Finance Bill 2020 – The good and the bad

Following consultation, next year’s Finance Bill will feature two key changes, and if business find themselves affected, they need to act now.

Higgs & Sons’ Jade Edgar, who for a decade worked at HMRC, said there is a only a very short window of opportunity for businesses to put plans in place.

Here Jade looks at two key changes following a consultation on the Stamp Duty (SD) and Stamp Duty Reserve Tax (SDRT) consideration rules.

First, the good news.

Avoiding double charge on partition demergers

Following concerns raised, existing legislation is to be amended to remove the double SD charge which typically arises on capital reduction partition demergers.

Due to the wide-ranging anti-avoidance provision under section 77A of the Finance Act 1986, demergers which result in a change of ownership of the acquiring company are often hit with a double charge to SD (arising on both the acquisition of the target company and the acquiring company).

The new draft legislation will limit the scope of s77A and will prevent s77A applying where a person has held 25% of the issued share capital of the target company throughout the three-year period ending with the initial first stage share for share exchange.

This change is to have effect for instruments of transfer executed on or after the date on which the Finance Bill 2020 obtains Royal Assent.

Next, the bad news.

Deemed market value rule

In an attempt to tackle what HMRC consider to be contrived arrangements, draft legislation has now been published for inclusion in the Finance Bill 2020 which will apply a deemed ‘market value’ rule to transfers of unlisted shares and securities to connected companies where certain conditions are met.

The market value rule will only apply where the consideration for the transfer is wholly or partly an issue of shares by the purchaser and will not apply to capital contributions or distributions, including distributions in specie of unlisted shares. Where the conditions are met, the value of the consideration for SD purposes will be deemed to be equal to the higher of the actual consideration and the market value of the unlisted shares.

The original consultation had proposed extending the market value rule to transfers of shares and securities to connected persons other than companies. However, following respondents concerns namely, costs and administrative burdens, the draft legislation is narrowly targeted to connected companies only.

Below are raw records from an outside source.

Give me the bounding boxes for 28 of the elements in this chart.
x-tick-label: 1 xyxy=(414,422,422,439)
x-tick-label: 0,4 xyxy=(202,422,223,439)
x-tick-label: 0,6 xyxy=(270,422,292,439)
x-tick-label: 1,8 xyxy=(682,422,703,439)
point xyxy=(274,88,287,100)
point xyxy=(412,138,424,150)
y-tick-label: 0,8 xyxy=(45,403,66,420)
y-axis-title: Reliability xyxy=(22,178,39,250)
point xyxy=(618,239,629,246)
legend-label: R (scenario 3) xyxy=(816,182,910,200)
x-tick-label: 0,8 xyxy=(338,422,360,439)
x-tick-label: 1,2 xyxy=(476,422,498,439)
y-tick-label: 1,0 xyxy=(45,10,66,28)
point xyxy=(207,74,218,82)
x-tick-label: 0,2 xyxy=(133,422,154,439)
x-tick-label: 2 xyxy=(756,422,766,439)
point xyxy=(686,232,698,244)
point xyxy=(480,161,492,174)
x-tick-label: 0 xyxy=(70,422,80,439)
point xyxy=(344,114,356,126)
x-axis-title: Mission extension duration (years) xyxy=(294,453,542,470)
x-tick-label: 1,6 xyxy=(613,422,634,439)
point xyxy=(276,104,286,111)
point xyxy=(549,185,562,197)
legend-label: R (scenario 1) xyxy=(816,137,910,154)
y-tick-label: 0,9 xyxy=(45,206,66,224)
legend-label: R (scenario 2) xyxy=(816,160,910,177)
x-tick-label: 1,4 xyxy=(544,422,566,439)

While this provision is intended to be narrowly targeted, the change is likely to have a considerable cost implication for certain corporate transactions. Techniques and planning known as ‘stamp duty swamping’, which is based on legislation dating back to 1851, are often used to mitigate or eliminate stamp duty on certain corporate reorganisations. From April 2020, this planning will no longer be available and therefore there is a short window of opportunity to implement and execute this planning now.